We built Promptless because we wished we had it, both as doc authors and doc consumers. On the authoring side, I used to run engineering at a fintech company, and since no developer enjoys updating docs, they often went out-of-date and customers complained. On the consuming side, when we write code, we regularly run into mistakes or omissions in vendors’ or dependencies’ docs that slow us down. (This pain seems to be getting more acute with AI coding assistants, since they often rely blindly on docs.)
Promptless can be automatically triggered from new PRs or support tickets, or by manually tagging @Promptless in Slack. It integrates via OAuth with tools like Jira, Linear, and Notion, so that it has context about the intent of each change or feature. It drafts new or updated docs and can push them up to wherever docs live, like Readme, Mintlify, Intercom, Zendesk, or a Github repo.
How it works: when first connected to your docs, it starts by reviewing each page and building a “product ontology” that understands concepts, entities, and resources, as well as the relationship between them. This can take several minutes to an hour depending on the number of articles. Then, when a new trigger event occurs (such as a new PR), the Promptless agent initializes a session with several tools to find relevant context and draft new or updated documentation.
We expected early users to be most excited about automatically updating docs from new PRs, but we were surprised by other use cases from customers. For example, one has a ton of Slack Connect channels with customers, and our killer feature for them is being able to trigger an update from Slack in one click from Slack. Another has a content team separate from their product team, so for them, being able to update guides when the product team publishes release notes every two weeks is really valuable. Others value Promptless because it makes their AI support agents (like Intercom’s Fin AI) perform better, since it makes the source material more accurate and complete.
We have also published updates for several open-source projects (like Ansible, Prefect, Ray, and Ollama). Some projects have >40% of recent commits being doc updates/corrections, so having a product like Promptless that automatically suggests those doc updates can make contributing a lot easier and improve the DevEx for end-users.
We’d love for you to check us out, and we welcome any suggestions, requests, questions, or criticism!

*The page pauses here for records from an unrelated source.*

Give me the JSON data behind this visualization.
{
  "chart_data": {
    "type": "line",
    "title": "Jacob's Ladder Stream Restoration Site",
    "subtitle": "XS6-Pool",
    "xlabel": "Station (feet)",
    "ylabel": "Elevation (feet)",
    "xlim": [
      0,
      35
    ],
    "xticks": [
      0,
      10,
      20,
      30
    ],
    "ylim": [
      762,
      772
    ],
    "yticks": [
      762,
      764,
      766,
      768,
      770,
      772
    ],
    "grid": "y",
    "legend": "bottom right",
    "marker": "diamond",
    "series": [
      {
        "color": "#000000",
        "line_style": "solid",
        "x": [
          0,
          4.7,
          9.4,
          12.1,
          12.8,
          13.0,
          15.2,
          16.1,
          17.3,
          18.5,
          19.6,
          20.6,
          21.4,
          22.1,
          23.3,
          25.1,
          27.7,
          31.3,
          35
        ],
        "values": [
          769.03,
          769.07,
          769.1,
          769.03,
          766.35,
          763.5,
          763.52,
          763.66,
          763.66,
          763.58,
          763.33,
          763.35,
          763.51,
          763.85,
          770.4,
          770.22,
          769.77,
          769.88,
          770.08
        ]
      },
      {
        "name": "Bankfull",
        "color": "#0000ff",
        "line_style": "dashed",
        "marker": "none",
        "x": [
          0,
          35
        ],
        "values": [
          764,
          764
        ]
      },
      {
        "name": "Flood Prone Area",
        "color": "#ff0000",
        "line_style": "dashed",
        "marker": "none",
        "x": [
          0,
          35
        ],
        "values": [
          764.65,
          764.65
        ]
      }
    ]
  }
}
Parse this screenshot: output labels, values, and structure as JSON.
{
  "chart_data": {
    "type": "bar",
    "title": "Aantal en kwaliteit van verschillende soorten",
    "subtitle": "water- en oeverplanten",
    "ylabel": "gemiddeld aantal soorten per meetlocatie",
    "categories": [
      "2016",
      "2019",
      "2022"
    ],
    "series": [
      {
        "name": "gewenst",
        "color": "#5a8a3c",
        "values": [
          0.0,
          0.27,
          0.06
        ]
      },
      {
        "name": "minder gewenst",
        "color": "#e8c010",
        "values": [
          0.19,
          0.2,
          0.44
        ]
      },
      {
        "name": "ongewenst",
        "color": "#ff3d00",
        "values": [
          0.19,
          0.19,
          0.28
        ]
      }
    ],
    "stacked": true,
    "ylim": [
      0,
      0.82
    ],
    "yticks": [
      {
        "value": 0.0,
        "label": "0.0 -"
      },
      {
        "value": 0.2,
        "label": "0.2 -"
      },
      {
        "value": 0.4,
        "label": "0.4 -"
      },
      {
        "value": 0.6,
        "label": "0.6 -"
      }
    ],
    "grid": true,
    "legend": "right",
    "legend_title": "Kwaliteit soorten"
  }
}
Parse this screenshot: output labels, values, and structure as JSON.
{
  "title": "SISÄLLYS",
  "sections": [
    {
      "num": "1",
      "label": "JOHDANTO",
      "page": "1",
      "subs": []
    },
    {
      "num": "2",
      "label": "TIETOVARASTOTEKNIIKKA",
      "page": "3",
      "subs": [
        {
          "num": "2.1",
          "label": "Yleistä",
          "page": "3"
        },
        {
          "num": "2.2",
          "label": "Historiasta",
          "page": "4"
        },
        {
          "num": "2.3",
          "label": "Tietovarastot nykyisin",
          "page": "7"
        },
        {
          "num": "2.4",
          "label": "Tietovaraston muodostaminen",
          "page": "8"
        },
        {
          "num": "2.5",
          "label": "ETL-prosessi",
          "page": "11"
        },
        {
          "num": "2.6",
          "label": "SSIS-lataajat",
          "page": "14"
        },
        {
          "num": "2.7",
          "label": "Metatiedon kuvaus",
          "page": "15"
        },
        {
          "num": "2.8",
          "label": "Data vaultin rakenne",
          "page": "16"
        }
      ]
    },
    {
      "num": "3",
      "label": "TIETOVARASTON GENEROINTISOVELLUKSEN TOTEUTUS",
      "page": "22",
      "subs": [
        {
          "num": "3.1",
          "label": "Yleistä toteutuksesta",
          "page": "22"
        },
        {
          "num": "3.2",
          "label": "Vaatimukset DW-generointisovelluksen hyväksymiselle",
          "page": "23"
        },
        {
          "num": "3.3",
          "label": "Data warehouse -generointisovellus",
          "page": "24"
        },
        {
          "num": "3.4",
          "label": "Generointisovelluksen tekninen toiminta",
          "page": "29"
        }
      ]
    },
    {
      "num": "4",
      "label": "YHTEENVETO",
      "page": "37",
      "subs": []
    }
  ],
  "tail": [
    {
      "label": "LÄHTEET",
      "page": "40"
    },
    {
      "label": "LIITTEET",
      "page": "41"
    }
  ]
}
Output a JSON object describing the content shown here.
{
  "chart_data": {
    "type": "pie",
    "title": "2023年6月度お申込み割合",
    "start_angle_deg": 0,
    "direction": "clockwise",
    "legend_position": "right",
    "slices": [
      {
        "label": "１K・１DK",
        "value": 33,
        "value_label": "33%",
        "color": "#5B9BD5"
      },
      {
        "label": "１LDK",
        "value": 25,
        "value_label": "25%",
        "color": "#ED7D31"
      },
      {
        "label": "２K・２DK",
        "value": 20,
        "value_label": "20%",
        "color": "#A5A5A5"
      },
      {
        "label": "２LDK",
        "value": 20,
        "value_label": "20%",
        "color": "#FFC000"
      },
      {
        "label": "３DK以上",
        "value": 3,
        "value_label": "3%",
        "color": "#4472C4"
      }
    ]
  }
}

Thank you for reading!
However, you all should publish pricing before launching, and forcing me to book a call with you to use it is a nonstarter for me.
I don't want to get tied to this tool and then be charged for it in some weird way; give me your v0 pricing so that I can pay for it in a transparent way. As a fellow founder, I think you also know how little time I have for calls to check out demos for tools. So, just let me sign up and give it a spin.
They may be rare, but this is not universally true! I have a staff developer who creates beautiful documentation, paired with hand drawn (tablet) diagrams. I never miss an opportunity to complement & thank him for his work, he really seems to enjoy it and it goes well with the role's mandate to level-up other developers. If you find a developer (especially a senior+) who likes to create and maintain documentation, treat them like gold!
Honestly, some of these workflow points are areas that we're probably going to adjust and add more configuration around. For example, some folks with very high commit velocity are asking for a "daily digest" docs PR from Promptless instead of individual docs PRs.
Another pain point was creating guides/examples for integrating 3rd party tools. Could be worth exploring
In terms of creating guides/examples for third-party tools, do you have a particular use-case in mind? e.g. if you're something like Zapier with hundreds of connections?
For example, a guide to integrate Shopify's Storefront API with Sanity CMS. These are usually a marketing/product thing more than developer docs... and almost always become obsolete after the next release and forgotten about.
Would've loved to generate a bunch of these guides and then automatically keep them up-to-date with code examples, and help serve both purposes for growth and developer docs.